Parto da Catania una mattina qualunque, con un biglietto e una speranza tiepida: arrivare a Palermo prima del tramonto. Trenitalia dice quattro ore, ma in Sicilia il tempo ha le sue regole: non lo misuri, lo subisci.
Il treno parte lento, rassegnato come un vecchio mulo. Attraversa limoneti, campi bruciati, cantieri che sembrano scavi archeologici. Dopo un’ora si ferma. “Guasto tecnico.” La voce del capotreno è la stessa di chi comunica un lutto. Dentro nessuno protesta. Una signora apre il panino, un vecchio racconta che “con la littorina ci mettevi meno”, e un ragazzo commenta: “Alta velocità? Qui siamo alla velocità dell’anima.”
Ripartiamo, a singhiozzo, finché a metà strada — dalle parti di Enna — il treno si ferma per davvero. Fine corsa. “Problemi alla linea. Ci sarà un autobus sostitutivo.”
E lì comincia il secondo tempo del calvario. Scendiamo nel nulla, una stazioncina sbriciolata tra i monti. Ci fanno salire su un pullman che pare uscito da un film degli anni ’80. L’autista, santo o condannato, imbocca strade che non conosce nemmeno Google Maps.

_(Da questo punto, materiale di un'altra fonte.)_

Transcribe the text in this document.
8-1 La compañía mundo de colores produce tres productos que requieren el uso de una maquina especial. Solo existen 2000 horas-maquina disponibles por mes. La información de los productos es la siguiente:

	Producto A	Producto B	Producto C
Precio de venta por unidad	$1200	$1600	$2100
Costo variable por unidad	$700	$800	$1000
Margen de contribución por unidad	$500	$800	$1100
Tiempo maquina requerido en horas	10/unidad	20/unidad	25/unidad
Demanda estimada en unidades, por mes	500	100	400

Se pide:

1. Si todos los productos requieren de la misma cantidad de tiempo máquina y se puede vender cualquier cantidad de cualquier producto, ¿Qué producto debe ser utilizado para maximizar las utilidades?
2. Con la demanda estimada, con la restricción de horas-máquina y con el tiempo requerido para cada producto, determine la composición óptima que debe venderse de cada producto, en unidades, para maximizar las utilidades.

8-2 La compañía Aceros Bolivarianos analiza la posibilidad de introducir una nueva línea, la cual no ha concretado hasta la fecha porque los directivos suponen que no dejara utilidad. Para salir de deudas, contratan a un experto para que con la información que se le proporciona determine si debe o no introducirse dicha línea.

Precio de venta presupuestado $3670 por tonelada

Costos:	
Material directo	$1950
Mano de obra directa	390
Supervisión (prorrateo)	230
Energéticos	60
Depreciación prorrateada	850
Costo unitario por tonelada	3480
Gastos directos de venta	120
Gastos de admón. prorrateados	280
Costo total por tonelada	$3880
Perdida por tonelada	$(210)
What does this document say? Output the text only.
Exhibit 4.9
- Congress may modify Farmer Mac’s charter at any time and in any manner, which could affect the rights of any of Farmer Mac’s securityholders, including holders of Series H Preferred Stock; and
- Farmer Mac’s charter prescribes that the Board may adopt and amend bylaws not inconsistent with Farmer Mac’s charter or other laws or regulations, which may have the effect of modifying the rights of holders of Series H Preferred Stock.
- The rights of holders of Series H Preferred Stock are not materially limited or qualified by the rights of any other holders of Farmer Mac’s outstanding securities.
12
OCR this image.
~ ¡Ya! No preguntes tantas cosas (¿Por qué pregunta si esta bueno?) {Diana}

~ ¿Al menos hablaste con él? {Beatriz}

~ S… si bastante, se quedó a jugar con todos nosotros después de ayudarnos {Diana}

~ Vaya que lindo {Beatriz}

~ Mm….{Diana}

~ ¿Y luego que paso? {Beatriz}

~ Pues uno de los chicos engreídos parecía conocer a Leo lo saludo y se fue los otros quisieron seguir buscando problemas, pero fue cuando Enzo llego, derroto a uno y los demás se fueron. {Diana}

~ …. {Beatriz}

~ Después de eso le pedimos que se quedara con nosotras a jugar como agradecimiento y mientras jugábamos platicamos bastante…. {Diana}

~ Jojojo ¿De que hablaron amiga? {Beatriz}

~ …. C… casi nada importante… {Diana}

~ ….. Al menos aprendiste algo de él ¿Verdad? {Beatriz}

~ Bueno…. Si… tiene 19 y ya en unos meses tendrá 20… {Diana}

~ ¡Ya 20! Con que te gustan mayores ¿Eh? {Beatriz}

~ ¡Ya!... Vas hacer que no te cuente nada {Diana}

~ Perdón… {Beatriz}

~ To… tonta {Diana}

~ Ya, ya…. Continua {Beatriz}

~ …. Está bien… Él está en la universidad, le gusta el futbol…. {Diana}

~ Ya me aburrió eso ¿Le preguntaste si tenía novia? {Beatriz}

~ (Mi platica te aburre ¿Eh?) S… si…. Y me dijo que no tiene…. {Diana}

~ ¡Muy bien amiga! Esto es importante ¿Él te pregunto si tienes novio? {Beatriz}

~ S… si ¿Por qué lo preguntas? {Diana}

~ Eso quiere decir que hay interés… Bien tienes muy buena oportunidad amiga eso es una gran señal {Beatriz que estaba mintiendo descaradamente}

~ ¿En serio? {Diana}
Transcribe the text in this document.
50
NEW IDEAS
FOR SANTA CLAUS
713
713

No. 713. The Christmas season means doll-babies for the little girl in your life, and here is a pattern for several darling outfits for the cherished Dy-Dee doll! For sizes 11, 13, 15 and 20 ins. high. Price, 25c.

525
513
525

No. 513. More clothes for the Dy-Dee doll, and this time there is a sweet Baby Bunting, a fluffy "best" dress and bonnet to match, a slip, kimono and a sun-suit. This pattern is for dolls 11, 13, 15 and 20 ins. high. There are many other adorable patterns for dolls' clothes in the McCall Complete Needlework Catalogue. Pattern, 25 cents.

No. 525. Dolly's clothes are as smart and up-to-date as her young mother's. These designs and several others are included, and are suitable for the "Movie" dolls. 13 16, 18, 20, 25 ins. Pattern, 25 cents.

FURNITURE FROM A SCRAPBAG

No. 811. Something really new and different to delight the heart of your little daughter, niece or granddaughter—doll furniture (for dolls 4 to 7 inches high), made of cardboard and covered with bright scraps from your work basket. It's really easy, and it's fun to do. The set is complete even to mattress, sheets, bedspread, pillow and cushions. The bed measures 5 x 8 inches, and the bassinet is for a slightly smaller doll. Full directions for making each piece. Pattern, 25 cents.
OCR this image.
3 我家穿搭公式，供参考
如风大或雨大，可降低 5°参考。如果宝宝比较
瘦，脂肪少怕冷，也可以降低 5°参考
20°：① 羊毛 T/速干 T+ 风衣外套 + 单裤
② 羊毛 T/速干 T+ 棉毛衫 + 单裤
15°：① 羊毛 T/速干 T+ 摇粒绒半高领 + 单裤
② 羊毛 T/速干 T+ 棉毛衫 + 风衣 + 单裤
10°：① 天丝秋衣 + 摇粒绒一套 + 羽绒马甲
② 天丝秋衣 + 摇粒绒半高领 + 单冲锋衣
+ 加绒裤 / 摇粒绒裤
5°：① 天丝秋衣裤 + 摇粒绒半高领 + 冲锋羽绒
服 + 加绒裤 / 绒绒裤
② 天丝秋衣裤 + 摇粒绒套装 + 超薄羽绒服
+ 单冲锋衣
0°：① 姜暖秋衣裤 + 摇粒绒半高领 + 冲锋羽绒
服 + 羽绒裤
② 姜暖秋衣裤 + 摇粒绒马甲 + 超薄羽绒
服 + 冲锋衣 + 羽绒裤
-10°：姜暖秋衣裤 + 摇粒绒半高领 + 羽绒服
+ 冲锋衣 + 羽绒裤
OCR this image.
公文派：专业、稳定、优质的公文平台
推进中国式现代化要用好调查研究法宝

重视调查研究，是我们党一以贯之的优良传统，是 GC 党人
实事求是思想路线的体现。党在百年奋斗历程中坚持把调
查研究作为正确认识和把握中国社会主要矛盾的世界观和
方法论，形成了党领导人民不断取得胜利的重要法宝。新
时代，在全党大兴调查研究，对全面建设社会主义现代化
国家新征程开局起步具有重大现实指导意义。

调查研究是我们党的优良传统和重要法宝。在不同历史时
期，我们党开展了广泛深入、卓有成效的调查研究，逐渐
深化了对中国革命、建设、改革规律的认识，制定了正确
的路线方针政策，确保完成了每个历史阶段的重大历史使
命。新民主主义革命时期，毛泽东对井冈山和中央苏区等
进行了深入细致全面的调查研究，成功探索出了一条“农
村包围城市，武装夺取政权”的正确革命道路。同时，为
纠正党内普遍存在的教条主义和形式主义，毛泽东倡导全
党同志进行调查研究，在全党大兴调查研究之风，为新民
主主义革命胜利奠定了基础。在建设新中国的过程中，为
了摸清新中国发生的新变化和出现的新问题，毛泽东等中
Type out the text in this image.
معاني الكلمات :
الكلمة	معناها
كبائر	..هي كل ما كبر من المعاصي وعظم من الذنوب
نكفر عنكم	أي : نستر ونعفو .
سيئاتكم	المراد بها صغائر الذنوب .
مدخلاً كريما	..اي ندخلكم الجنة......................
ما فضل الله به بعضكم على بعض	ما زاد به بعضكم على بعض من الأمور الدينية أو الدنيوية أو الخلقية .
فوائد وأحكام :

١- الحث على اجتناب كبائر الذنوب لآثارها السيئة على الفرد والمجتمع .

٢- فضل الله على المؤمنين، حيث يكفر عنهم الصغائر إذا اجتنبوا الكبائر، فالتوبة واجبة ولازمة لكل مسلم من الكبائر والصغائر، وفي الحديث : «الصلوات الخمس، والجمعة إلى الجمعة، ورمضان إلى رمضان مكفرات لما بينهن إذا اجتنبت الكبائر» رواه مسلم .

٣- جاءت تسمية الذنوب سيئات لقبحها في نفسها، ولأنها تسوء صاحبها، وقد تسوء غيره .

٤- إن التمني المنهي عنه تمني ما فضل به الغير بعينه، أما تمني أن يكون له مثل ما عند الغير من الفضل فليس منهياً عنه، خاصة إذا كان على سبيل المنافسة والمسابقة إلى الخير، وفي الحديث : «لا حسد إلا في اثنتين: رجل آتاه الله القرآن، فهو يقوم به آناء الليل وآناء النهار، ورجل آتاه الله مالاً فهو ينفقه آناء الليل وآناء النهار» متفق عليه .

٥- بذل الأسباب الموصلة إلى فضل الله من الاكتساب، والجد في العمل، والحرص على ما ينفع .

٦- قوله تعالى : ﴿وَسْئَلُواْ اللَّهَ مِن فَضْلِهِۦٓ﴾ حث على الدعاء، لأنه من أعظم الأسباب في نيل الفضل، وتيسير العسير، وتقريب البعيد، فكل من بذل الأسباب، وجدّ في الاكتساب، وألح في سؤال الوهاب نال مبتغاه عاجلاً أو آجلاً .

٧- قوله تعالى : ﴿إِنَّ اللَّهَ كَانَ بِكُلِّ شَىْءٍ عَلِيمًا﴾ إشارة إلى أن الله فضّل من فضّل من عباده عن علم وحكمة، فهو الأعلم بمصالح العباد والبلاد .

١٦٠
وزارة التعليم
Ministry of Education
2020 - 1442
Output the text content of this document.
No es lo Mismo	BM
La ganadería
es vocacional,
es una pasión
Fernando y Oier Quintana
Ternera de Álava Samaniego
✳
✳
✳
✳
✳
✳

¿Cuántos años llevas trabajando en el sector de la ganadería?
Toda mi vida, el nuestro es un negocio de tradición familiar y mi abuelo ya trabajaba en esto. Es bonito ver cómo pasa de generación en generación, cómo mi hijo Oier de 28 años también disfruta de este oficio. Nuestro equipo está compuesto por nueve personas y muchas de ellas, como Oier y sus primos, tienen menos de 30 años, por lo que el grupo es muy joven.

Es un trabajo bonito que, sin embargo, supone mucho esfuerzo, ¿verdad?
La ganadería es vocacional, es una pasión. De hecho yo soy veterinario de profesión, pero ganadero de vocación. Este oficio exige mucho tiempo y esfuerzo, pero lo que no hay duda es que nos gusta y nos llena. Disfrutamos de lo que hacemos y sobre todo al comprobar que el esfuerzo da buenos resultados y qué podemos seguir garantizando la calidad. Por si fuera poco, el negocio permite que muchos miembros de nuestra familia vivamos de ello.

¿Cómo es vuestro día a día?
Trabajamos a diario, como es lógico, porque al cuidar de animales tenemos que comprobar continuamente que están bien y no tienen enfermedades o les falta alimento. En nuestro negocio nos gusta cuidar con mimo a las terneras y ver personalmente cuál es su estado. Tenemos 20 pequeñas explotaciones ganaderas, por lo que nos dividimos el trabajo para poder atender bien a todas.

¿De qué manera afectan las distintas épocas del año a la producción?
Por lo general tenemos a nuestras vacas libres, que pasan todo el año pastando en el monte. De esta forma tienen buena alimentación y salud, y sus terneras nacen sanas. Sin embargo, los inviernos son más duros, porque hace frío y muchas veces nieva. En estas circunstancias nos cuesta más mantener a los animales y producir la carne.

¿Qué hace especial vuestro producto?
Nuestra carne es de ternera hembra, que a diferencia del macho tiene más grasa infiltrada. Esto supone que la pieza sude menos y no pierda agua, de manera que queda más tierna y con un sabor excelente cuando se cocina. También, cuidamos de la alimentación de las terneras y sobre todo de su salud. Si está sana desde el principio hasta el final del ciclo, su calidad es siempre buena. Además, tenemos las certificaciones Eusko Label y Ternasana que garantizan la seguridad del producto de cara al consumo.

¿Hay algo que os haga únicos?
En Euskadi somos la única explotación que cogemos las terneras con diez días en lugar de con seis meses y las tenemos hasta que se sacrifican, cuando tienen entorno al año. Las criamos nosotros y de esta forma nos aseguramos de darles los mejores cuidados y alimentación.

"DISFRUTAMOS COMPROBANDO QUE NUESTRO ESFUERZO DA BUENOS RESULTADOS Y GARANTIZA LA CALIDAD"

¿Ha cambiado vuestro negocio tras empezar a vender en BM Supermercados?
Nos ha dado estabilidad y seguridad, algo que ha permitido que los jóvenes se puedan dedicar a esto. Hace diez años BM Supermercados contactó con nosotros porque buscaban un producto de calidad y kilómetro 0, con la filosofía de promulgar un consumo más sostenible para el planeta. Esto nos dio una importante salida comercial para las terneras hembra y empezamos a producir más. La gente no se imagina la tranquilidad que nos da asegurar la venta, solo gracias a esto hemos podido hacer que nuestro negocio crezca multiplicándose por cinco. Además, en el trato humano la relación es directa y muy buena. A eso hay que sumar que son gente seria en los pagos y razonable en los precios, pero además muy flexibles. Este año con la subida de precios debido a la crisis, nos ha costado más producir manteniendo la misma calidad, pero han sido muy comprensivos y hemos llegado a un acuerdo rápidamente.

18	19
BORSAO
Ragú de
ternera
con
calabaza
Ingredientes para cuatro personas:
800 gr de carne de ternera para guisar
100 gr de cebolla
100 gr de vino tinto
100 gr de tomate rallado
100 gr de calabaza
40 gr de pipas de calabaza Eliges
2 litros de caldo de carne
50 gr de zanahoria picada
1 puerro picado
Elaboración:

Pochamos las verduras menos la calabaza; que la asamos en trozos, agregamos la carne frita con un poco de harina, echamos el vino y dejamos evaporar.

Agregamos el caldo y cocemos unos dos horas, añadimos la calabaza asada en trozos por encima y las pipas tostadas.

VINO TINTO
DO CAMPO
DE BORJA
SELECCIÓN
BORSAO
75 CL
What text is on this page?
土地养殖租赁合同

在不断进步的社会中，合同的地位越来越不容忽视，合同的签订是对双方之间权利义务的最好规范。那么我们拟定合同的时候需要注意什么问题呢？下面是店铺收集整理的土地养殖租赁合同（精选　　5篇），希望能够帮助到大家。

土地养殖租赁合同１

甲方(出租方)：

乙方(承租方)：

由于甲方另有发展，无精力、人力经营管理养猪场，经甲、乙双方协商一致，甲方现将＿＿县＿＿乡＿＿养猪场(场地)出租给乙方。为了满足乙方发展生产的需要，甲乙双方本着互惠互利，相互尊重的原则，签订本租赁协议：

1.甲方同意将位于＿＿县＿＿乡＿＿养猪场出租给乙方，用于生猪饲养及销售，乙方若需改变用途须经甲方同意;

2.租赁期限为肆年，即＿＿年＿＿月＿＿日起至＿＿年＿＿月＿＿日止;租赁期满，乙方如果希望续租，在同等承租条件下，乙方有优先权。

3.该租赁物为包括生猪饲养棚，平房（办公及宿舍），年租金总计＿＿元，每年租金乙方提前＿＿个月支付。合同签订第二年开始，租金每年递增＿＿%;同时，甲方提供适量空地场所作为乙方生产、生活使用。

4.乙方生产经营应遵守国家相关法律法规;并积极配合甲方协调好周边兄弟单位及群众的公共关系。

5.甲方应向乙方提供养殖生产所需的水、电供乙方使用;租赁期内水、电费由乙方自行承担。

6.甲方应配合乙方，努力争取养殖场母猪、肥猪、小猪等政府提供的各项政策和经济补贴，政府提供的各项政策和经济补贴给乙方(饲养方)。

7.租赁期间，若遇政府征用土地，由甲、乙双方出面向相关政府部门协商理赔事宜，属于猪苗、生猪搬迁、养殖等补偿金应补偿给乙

Facciamo il giro di ogni paese possibile tra Enna e Palermo: Villarosa, Valguarnera, Caltavuturo, Sclafani Bagni… un pellegrinaggio tra curve e crateri. Il bus si arrampica, frena, suda. I passeggeri pure. Qualcuno recita, qualcuno ride, qualcuno maledice. È un’odissea dentro l’odissea.
Un’anziana dice: “Forse arriviamo domani, ma almeno arriviamo vivi.” Io guardo fuori e penso che questo non è un viaggio — è un documentario sull’abbandono. Dopo ore di tornanti e silenzi, finalmente Palermo. Sei ore e mezza per duecento chilometri. Qualcuno applaude, altri si spengono in un sospiro.
Io scendo e mi sento parte di un esperimento sociale: quanto può resistere un cittadino prima di perdere la fiducia nello Stato?
Mi allontano dalla stazione di Palermo. Penso che Cristo si è fermato a Eboli, è vero. Ma da Messina in giù deve aver lasciato pure la speranza, caricata su un treno che da allora non è più ripartito.